Excessive iodide and fluoride coexist in the groundwater in many regions, causing a potential risk to the human thyroid. To investigate the mechanism of iodide- and fluoride-induced thyroid cytotoxicity, human thyroid follicular epithelial cells (Nthy-ori 3-1) were treated with different concentrations of potassium iodide (KI), with or without sodium fluoride (NaF). Cell morphology, viability, lactate dehydrogenase (LDH) leakage, apoptosis, and expression of inositol-requiring enzyme 1 (IRE1) pathway-related molecules were assessed. Results showed 50 mM of KI, 1 mM of NaF, and 50 mM of KI +1 mM of NaF changed cellular morphology, decreased viability, and increased LDH leakage and apoptosis. Elevated expression of binding protein (BiP), IRE1, and C/EBP homologous protein (CHOP) mRNA and protein, as well as spliced X-box-binding protein-1 (sXBP-1) mRNA, were observed in the 1 mM NaF and 50 mM KI +1 mM NaF groups. Collectively, excessive iodide and/or fluoride is cytotoxic to the human thyroid. Although these data do not manifest iodide could induce the IRE1 pathway, the cytotoxicity followed by exposure to fluoride alone or in combination with iodide may be related to IRE1 pathway-induced apoptosis. Furthermore, exposure to the combination of excessive iodide and fluoride may cause interactive effects on thyroid cytotoxicity.

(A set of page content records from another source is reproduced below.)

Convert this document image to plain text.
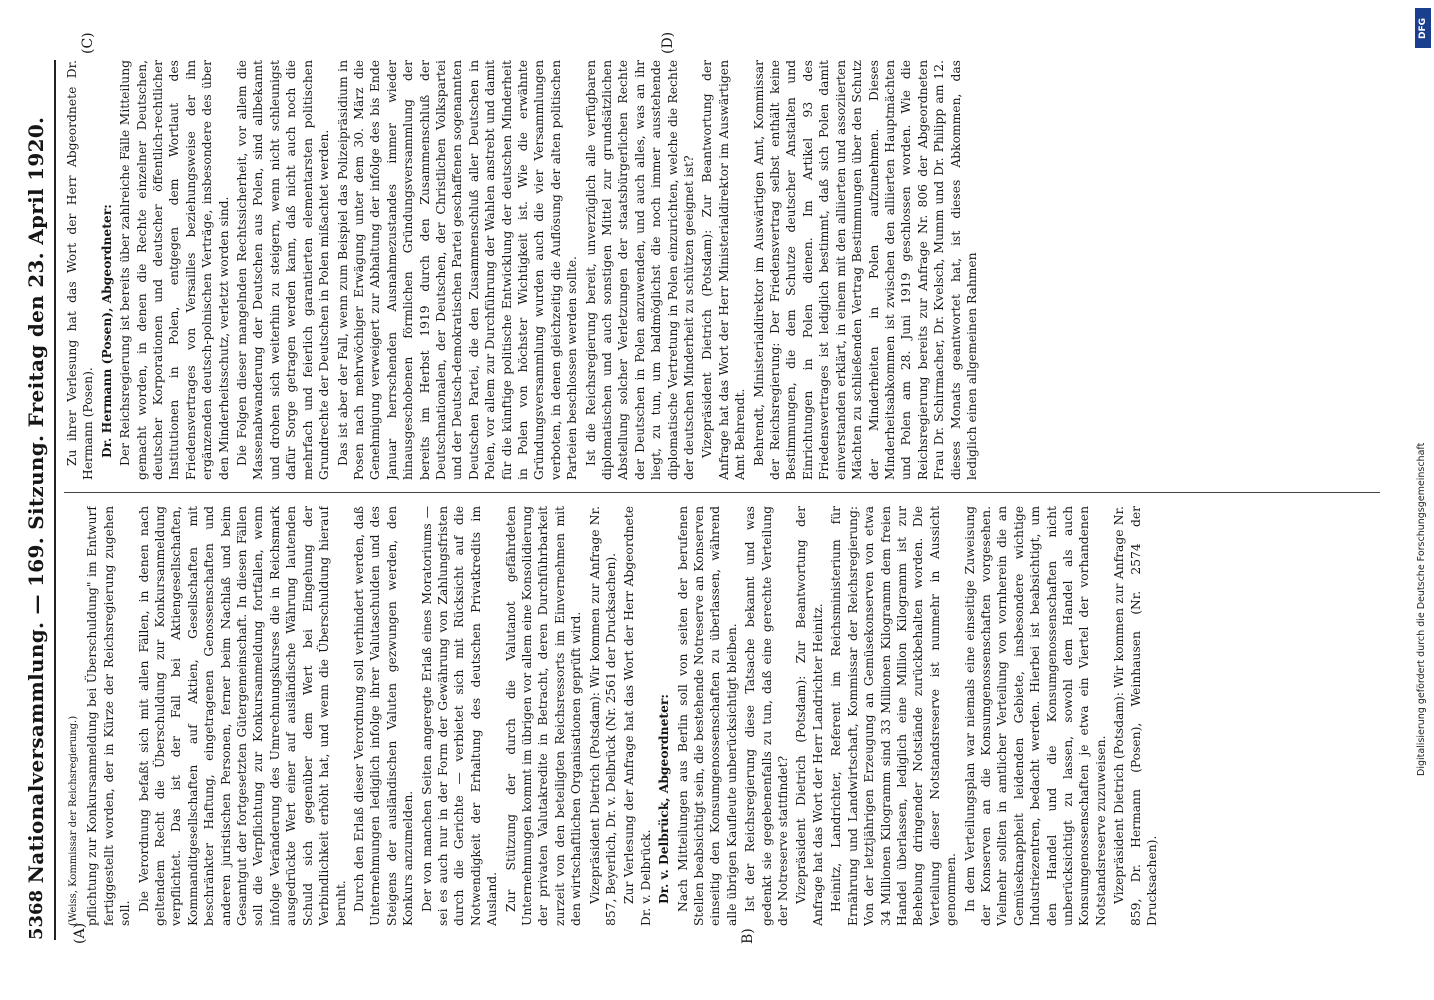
5368
Nationalversammlung. — 169. Sitzung. Freitag den 23. April 1920.
(A)	B)
(C)	(D)

(Weiss, Kommissar der Reichsregierung.) pflichtung zur Konkursanmeldung bei Überschuldung" im Entwurf fertiggestellt worden, der in Kürze der Reichsregierung zugehen soll.

Die Verordnung befaßt sich mit allen Fällen, in denen nach geltendem Recht die Überschuldung zur Konkursanmeldung verpflichtet. Das ist der Fall bei Aktiengesellschaften, Kommanditgesellschaften auf Aktien, Gesellschaften mit beschränkter Haftung, eingetragenen Genossenschaften und anderen juristischen Personen, ferner beim Nachlaß und beim Gesamtgut der fortgesetzten Gütergemeinschaft. In diesen Fällen soll die Verpflichtung zur Konkursanmeldung fortfallen, wenn infolge Veränderung des Umrechnungskurses die in Reichsmark ausgedrückte Wert einer auf ausländische Währung lautenden Schuld sich gegenüber dem Wert bei Eingehung der Verbindlichkeit erhöht hat, und wenn die Überschuldung hierauf beruht. Durch den Erlaß dieser Verordnung soll verhindert werden, daß Unternehmungen lediglich infolge ihrer Valutaschulden und des Steigens der ausländischen Valuten gezwungen werden, den Konkurs anzumelden. Der von manchen Seiten angeregte Erlaß eines Moratoriums — sei es auch nur in der Form der Gewährung von Zahlungsfristen durch die Gerichte — verbietet sich mit Rücksicht auf die Notwendigkeit der Erhaltung des deutschen Privatkredits im Ausland. Zur Stützung der durch die Valutanot gefährdeten Unternehmungen kommt im übrigen vor allem eine Konsolidierung der privaten Valutakredite in Betracht, deren Durchführbarkeit zurzeit von den beteiligten Reichsressorts im Einvernehmen mit den wirtschaftlichen Organisationen geprüft wird. Vizepräsident Dietrich (Potsdam): Wir kommen zur Anfrage Nr. 857, Beyerlich, Dr. v. Delbrück (Nr. 2561 der Drucksachen). Zur Verlesung der Anfrage hat das Wort der Herr Abgeordnete Dr. v. Delbrück. Dr. v. Delbrück, Abgeordneter: Nach Mitteilungen aus Berlin soll von seiten der berufenen Stellen beabsichtigt sein, die bestehende Notreserve an Konserven einseitig den Konsumgenossenschaften zu überlassen, während alle übrigen Kaufleute unberücksichtigt bleiben. Ist der Reichsregierung diese Tatsache bekannt und was gedenkt sie gegebenenfalls zu tun, daß eine gerechte Verteilung der Notreserve stattfindet? Vizepräsident Dietrich (Potsdam): Zur Beantwortung der Anfrage hat das Wort der Herr Landrichter Heinitz. Heinitz, Landrichter, Referent im Reichsministerium für Ernährung und Landwirtschaft, Kommissar der Reichsregierung: Von der letztjährigen Erzeugung an Gemüsekonserven von etwa 34 Millionen Kilogramm sind 33 Millionen Kilogramm dem freien Handel überlassen, lediglich eine Million Kilogramm ist zur Behebung dringender Notstände zurückbehalten worden. Die Verteilung dieser Notstandsreserve ist nunmehr in Aussicht genommen. In dem Verteilungsplan war niemals eine einseitige Zuweisung der Konserven an die Konsumgenossenschaften vorgesehen. Vielmehr sollten in amtlicher Verteilung von vornherein die an Gemüseknappheit leidenden Gebiete, insbesondere wichtige Industriezentren, bedacht werden. Hierbei ist beabsichtigt, um den Handel und die Konsumgenossenschaften nicht unberücksichtigt zu lassen, sowohl dem Handel als auch Konsumgenossenschaften je etwa ein Viertel der vorhandenen Notstandsreserve zuzuweisen. Vizepräsident Dietrich (Potsdam): Wir kommen zur Anfrage Nr. 859, Dr. Hermann (Posen), Weinhausen (Nr. 2574 der Drucksachen).

Zu ihrer Verlesung hat das Wort der Herr Abgeordnete Dr. Hermann (Posen). Dr. Hermann (Posen), Abgeordneter: Der Reichsregierung ist bereits über zahlreiche Fälle Mitteilung gemacht worden, in denen die Rechte einzelner Deutschen, deutscher Korporationen und deutscher öffentlich-rechtlicher Institutionen in Polen, entgegen dem Wortlaut des Friedensvertrages von Versailles beziehungsweise der ihn ergänzenden deutsch-polnischen Verträge, insbesondere des über den Minderheitsschutz, verletzt worden sind. Die Folgen dieser mangelnden Rechtssicherheit, vor allem die Massenabwanderung der Deutschen aus Polen, sind allbekannt und drohen sich weiterhin zu steigern, wenn nicht schleunigst dafür Sorge getragen werden kann, daß nicht auch noch die mehrfach und feierlich garantierten elementarsten politischen Grundrechte der Deutschen in Polen mißachtet werden. Das ist aber der Fall, wenn zum Beispiel das Polizeipräsidium in Posen nach mehrwöchiger Erwägung unter dem 30. März die Genehmigung verweigert zur Abhaltung der infolge des bis Ende Januar herrschenden Ausnahmezustandes immer wieder hinausgeschobenen förmlichen Gründungsversammlung der bereits im Herbst 1919 durch den Zusammenschluß der Deutschnationalen, der Deutschen, der Christlichen Volkspartei und der Deutsch-demokratischen Partei geschaffenen sogenannten Deutschen Partei, die den Zusammenschluß aller Deutschen in Polen, vor allem zur Durchführung der Wahlen anstrebt und damit für die künftige politische Entwicklung der deutschen Minderheit in Polen von höchster Wichtigkeit ist. Wie die erwähnte Gründungsversammlung wurden auch die vier Versammlungen verboten, in denen gleichzeitig die Auflösung der alten politischen Parteien beschlossen werden sollte. Ist die Reichsregierung bereit, unverzüglich alle verfügbaren diplomatischen und auch sonstigen Mittel zur grundsätzlichen Abstellung solcher Verletzungen der staatsbürgerlichen Rechte der Deutschen in Polen anzuwenden, und auch alles, was an ihr liegt, zu tun, um baldmöglichst die noch immer ausstehende diplomatische Vertretung in Polen einzurichten, welche die Rechte der deutschen Minderheit zu schützen geeignet ist? Vizepräsident Dietrich (Potsdam): Zur Beantwortung der Anfrage hat das Wort der Herr Ministerialdirektor im Auswärtigen Amt Behrendt. Behrendt, Ministerialdirektor im Auswärtigen Amt, Kommissar der Reichsregierung: Der Friedensvertrag selbst enthält keine Bestimmungen, die dem Schutze deutscher Anstalten und Einrichtungen in Polen dienen. Im Artikel 93 des Friedensvertrages ist lediglich bestimmt, daß sich Polen damit einverstanden erklärt, in einem mit den alliierten und assoziierten Mächten zu schließenden Vertrag Bestimmungen über den Schutz der Minderheiten in Polen aufzunehmen. Dieses Minderheitsabkommen ist zwischen den alliierten Hauptmächten und Polen am 28. Juni 1919 geschlossen worden. Wie die Reichsregierung bereits zur Anfrage Nr. 806 der Abgeordneten Frau Dr. Schirmacher, Dr. Kvelsch, Mumm und Dr. Philipp am 12. dieses Monats geantwortet hat, ist dieses Abkommen, das lediglich einen allgemeinen Rahmen

DFG
Digitalisierung gefördert durch die Deutsche Forschungsgemeinschaft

Regulation by human chorionic gonadotropin of sodium/iodide symporter gene expression in the JAr human choriocarcinoma cell line

Sodium/iodide symporter (NIS) gene and protein expressions have been recently described in human cytotrophoblasts, emphasizing its potential function in the active transport of iodide from the mother to the fetus. In this study we analyzed NIS expression and function in the human JAr placental choriocarcinoma cell line. Using real-time quantitative RT-PCR, we first demonstrated that NIS transcripts are expressed at a high level in JAr cells compared with other cell lines, including thyroid cancer cells. Functional analysis clearly showed that Jar cells are able to concentrate iodide in presence of hCG. Iodide accumulation increased after 2-h exposure to 5 IU/ml hCG, to 6-fold over the basal level after 8 h. This effect was reproduced using forskolin, the cAMP analog (Bu)(2)-cAMP, and phorbol acetate. Moreover, hCG increased both NIS mRNA after 2 h and NIS protein levels after 4 h, reaching a maximum after 8 h in both cases. In conclusion, our data demonstrate that 1) NIS is expressed in JAr cells; 2) iodide transport in JAr cells is regulated by hCG and by cAMP-dependent and -independent mechanisms; 3) the stimulation of iodide uptake is due to an increase in both NIS mRNA and protein levels; and 4) JAr cells may represent an excellent in vitro model suitable to analyze the molecular mechanisms involved in iodide transport from mother to fetus.